Asia-Pacific private equity funds still ‘one step behind’ US, European counterparts, new report says
- One factor holding back funds in Asia-Pacific may be the region’s more demanding exit environment, according to eFront report
- Private-equity deals in Asia-Pacific in 2020 at slowest pace since 2012, according to Refinitiv

Private equity funds in China and other emerging economies in the Asia-Pacific region need to consistently deliver substantial net cash distributions to investors to catch up with rivals in North America and Europe, according to a new report by financial services software provider eFront.
In its research, eFront, which is owned by BlackRock, the world’s biggest asset manager, found that private equity funds in China, India, Indonesia and Singapore have matured much more slowly than funds in developed markets.
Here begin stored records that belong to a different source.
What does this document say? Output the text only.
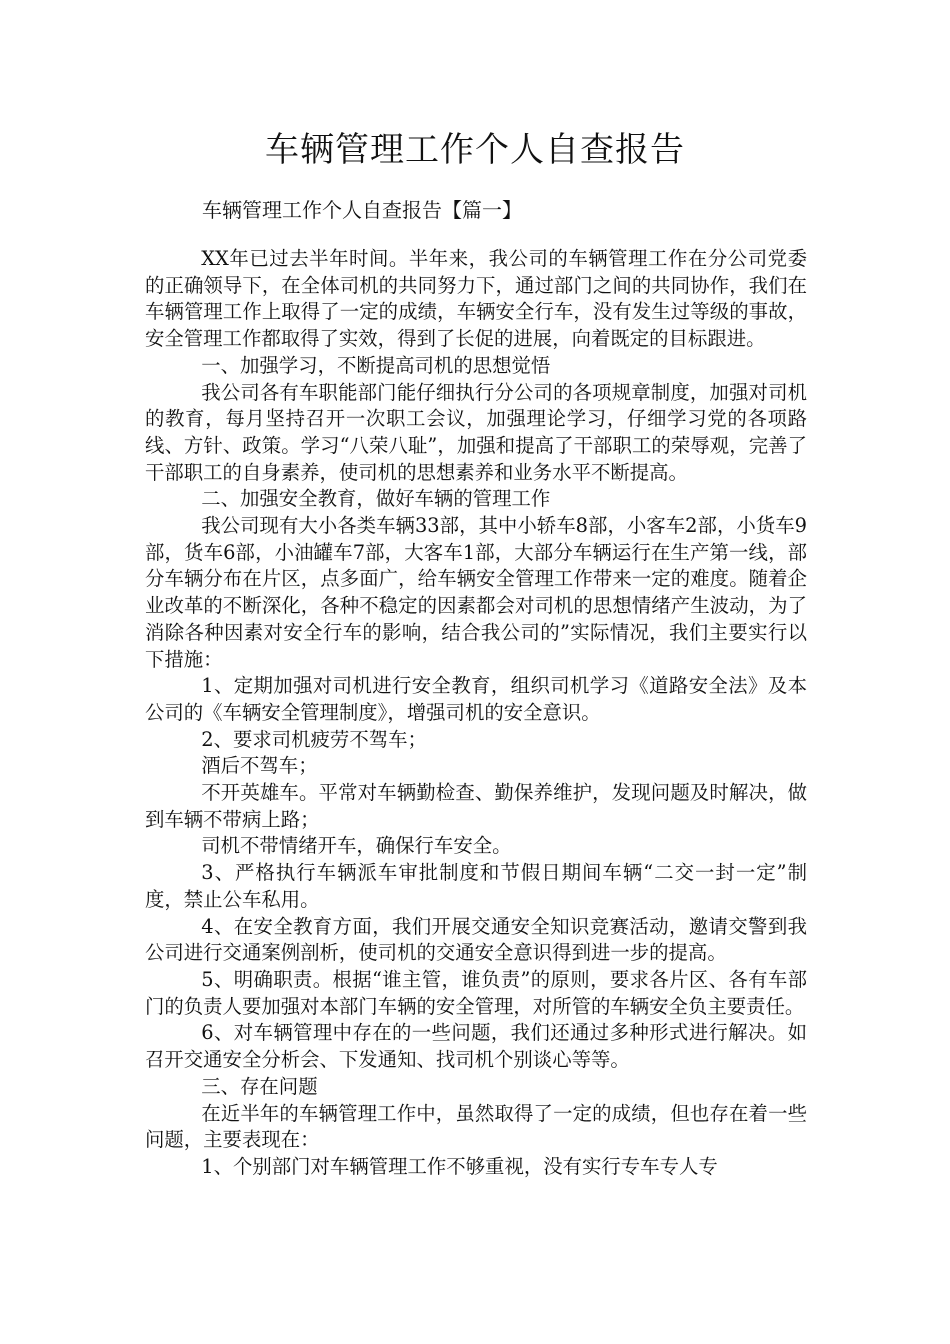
车辆管理工作个人自查报告

车辆管理工作个人自查报告【篇一】

XX年已过去半年时间。半年来，我公司的车辆管理工作在分公司党委的正确领导下，在全体司机的共同努力下，通过部门之间的共同协作，我们在车辆管理工作上取得了一定的成绩，车辆安全行车，没有发生过等级的事故，安全管理工作都取得了实效，得到了长促的进展，向着既定的目标跟进。

一、加强学习，不断提高司机的思想觉悟

我公司各有车职能部门能仔细执行分公司的各项规章制度，加强对司机的教育，每月坚持召开一次职工会议，加强理论学习，仔细学习党的各项路线、方针、政策。学习“八荣八耻”，加强和提高了干部职工的荣辱观，完善了干部职工的自身素养，使司机的思想素养和业务水平不断提高。

二、加强安全教育，做好车辆的管理工作

我公司现有大小各类车辆33部，其中小轿车8部，小客车2部，小货车9部，货车6部，小油罐车7部，大客车1部，大部分车辆运行在生产第一线，部分车辆分布在片区，点多面广，给车辆安全管理工作带来一定的难度。随着企业改革的不断深化，各种不稳定的因素都会对司机的思想情绪产生波动，为了消除各种因素对安全行车的影响，结合我公司的”实际情况，我们主要实行以下措施：

1、定期加强对司机进行安全教育，组织司机学习《道路安全法》及本公司的《车辆安全管理制度》，增强司机的安全意识。

2、要求司机疲劳不驾车；

酒后不驾车；

不开英雄车。平常对车辆勤检查、勤保养维护，发现问题及时解决，做到车辆不带病上路；

司机不带情绪开车，确保行车安全。

3、严格执行车辆派车审批制度和节假日期间车辆“二交一封一定”制度，禁止公车私用。

4、在安全教育方面，我们开展交通安全知识竞赛活动，邀请交警到我公司进行交通案例剖析，使司机的交通安全意识得到进一步的提高。

5、明确职责。根据“谁主管，谁负责”的原则，要求各片区、各有车部门的负责人要加强对本部门车辆的安全管理，对所管的车辆安全负主要责任。

6、对车辆管理中存在的一些问题，我们还通过多种形式进行解决。如召开交通安全分析会、下发通知、找司机个别谈心等等。

三、存在问题

在近半年的车辆管理工作中，虽然取得了一定的成绩，但也存在着一些问题，主要表现在：

1、个别部门对车辆管理工作不够重视，没有实行专车专人专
In part, calls for more cash from investors by emerging Asia funds have largely outweighed distributions, leaving them “one step behind” Western counterparts.
But, investors are increasingly looking for places to effectively deploy capital as they seek to avoid negative interest rates in Europe and opportunities to avoid a prolonged exposure to cash, creating an opportunity for the region’s US$1.1 trillion industry, eFront said.
China and other emerging economies in the region are less penetrated by buyout funds than more developed markets, so there is "much more room for growth, according to Tarek Chouman, the eFront chief executive.
“Wealthy families own the most substantial portion of mid-market business in southeast Asia, and we are expecting to see their growth supported by [private equity] funds,” Chouman said, meaning there may be more targets available as the business landscape matures in the region and greater opportunity for the region’s funds to catch their rivals.